Да, долгие ночи на море всем нам пошли на пользу. Эта изоляция от мира позволила нам многое рассудить и взвесить.
— Знаешь, я страстно жажду того, чего не имею, — прошептала Красавица. — Я отвергаю это, но всей душой желаю. Может быть, это просто потому, что я пока что не встретила своего настоящего господина или госпожу…
— А как же кронпринц? Ведь это он привез тебя в королевство? Несомненно, он был для тебя поистине великолепным господином?
— Ну, не таким уж и великолепным… — рассеянно ответила она. — Я его почти и не помню. Видишь ли, он был мне совсем неинтересен… А что бы произошло, окажись я в руках того хозяина, который бы полностью мною завладел? — Она бросила на меня быстрый взгляд. Ее глаза странно заблестели, словно обнаружили вдруг целый мир новых возможностей.
— Этого я не могу тебе сказать, — сказал я, от ее слов внезапно испытав чувство потери.
Вплоть до этого момента я не сомневался, что любил свою госпожу, леди Эльверу.

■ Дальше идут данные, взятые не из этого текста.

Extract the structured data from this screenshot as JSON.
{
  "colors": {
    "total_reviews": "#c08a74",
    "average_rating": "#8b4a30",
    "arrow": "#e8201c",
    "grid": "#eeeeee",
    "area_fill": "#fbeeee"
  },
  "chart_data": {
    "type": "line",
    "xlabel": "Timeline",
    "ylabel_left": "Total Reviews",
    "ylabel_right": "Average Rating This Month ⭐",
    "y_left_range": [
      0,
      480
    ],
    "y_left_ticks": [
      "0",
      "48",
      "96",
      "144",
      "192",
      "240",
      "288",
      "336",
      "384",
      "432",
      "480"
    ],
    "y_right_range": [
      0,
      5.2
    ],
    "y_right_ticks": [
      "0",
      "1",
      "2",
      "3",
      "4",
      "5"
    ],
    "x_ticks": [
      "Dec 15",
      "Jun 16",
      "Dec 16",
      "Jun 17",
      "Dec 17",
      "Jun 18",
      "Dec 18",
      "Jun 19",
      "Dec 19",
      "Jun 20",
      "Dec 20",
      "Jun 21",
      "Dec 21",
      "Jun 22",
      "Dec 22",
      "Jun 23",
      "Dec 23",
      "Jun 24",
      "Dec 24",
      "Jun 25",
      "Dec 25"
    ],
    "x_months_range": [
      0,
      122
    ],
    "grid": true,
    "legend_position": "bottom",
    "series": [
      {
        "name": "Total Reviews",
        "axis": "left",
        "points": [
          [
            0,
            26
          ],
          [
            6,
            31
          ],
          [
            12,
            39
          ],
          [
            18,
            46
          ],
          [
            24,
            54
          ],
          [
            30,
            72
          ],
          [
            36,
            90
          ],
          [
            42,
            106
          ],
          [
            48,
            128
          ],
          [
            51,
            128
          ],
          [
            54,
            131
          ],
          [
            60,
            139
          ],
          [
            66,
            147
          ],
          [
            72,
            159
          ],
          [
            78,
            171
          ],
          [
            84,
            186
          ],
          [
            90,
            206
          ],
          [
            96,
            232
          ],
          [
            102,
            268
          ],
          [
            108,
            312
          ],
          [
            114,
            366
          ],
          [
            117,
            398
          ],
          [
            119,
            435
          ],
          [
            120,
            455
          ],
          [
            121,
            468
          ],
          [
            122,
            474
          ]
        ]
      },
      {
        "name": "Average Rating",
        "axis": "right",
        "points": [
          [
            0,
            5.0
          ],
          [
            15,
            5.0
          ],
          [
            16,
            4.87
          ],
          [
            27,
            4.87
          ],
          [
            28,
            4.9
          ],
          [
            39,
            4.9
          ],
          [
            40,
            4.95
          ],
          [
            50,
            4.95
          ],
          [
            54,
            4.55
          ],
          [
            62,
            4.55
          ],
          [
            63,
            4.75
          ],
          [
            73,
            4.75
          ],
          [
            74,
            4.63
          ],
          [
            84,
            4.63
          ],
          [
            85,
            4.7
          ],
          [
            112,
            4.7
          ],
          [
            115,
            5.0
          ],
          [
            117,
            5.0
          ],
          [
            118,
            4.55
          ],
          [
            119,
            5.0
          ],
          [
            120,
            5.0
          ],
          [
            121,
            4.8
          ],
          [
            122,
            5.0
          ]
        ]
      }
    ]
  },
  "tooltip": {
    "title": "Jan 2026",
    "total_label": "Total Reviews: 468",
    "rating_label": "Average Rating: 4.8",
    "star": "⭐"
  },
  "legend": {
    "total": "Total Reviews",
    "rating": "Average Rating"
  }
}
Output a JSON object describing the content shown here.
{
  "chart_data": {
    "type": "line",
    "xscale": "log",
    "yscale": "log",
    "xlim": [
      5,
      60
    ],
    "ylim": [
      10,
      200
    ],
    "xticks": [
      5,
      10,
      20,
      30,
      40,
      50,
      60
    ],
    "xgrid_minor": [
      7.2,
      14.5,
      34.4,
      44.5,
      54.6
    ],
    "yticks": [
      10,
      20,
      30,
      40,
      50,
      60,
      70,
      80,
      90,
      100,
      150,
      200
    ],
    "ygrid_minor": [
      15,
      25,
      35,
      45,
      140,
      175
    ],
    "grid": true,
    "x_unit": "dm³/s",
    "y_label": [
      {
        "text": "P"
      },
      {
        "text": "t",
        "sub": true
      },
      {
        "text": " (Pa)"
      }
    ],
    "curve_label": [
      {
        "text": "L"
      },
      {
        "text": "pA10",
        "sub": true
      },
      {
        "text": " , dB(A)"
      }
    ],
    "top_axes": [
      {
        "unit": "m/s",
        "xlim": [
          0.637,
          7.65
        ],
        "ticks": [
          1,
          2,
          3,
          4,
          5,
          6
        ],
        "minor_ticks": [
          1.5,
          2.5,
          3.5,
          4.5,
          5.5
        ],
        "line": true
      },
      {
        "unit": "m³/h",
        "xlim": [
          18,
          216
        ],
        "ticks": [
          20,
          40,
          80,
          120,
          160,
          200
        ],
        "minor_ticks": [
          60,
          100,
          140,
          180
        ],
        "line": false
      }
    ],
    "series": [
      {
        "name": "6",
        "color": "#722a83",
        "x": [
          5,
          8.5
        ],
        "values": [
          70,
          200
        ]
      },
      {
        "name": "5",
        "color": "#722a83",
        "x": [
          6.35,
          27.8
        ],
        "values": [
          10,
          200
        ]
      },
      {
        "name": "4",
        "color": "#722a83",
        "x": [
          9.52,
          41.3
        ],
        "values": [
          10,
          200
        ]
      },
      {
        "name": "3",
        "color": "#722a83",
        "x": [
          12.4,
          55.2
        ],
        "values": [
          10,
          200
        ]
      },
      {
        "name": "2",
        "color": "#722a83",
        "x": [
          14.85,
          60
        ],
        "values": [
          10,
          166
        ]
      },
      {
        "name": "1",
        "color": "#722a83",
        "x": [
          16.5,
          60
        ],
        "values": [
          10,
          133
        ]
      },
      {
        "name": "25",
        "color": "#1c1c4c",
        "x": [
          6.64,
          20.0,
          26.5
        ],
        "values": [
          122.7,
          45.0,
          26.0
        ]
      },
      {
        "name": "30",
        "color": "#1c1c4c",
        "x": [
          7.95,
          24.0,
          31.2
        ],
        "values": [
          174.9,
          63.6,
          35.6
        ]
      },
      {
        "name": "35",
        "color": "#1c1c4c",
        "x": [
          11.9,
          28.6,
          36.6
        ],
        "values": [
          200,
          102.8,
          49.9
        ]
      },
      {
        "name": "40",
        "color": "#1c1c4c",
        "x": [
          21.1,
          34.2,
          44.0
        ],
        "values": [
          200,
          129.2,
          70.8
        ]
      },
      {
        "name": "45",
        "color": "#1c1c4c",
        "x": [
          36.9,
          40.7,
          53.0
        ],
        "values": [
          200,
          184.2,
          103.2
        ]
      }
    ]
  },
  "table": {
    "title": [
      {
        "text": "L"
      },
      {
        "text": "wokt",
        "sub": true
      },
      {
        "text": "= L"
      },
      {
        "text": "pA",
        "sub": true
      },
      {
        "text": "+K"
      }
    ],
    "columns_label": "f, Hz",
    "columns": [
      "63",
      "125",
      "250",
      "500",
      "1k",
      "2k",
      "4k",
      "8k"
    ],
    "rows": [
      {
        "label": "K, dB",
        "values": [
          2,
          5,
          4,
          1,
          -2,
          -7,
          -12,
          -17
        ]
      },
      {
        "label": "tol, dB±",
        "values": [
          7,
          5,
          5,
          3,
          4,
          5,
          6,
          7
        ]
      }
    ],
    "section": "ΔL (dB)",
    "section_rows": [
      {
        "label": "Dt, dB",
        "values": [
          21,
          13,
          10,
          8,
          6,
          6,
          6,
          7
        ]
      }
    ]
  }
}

Но теперь я вовсе не был в этом так уверен. Может, Красавица говорила о некой более глубокой, все затмевающей, беспредельной любви, которой еще не довелось мне испытать?
Как бы то ни было, точно я знал то, что Красавица меня «зацепила». Мне интересна была эта девушка, лежащая на шелковой постельке всего в одном дыхании от меня. В полусумраке каюты ее обнаженные ручки и ножки вырисовывались безупречным скульптурным совершенством, в глазах скрывалось множество недосказанностей и тайн.

 

И все ж таки при всех наших различиях, несмотря на все наши проникновенные беседы о любви, мы были истинными рабами, рабами по призванию. И это бесспорно.
Годы службы у королевы многое открыли в нас самих, необратимо изменив всех нас. Несмотря на все страхи и противоречия, мы уже не были теми, что поначалу, пугливыми и робкими существами. Мы выплыли — каждый своим собственным путем — в затягивающий своим вихрем поток чувственных мук и наслаждений.
И лежа сейчас в каюте наедине со своими мыслями, я пытался осознать, в чем основные различия между замковой жизнью и жизнью в городке, и угадать, что сулит нам нынешний плен в султанате.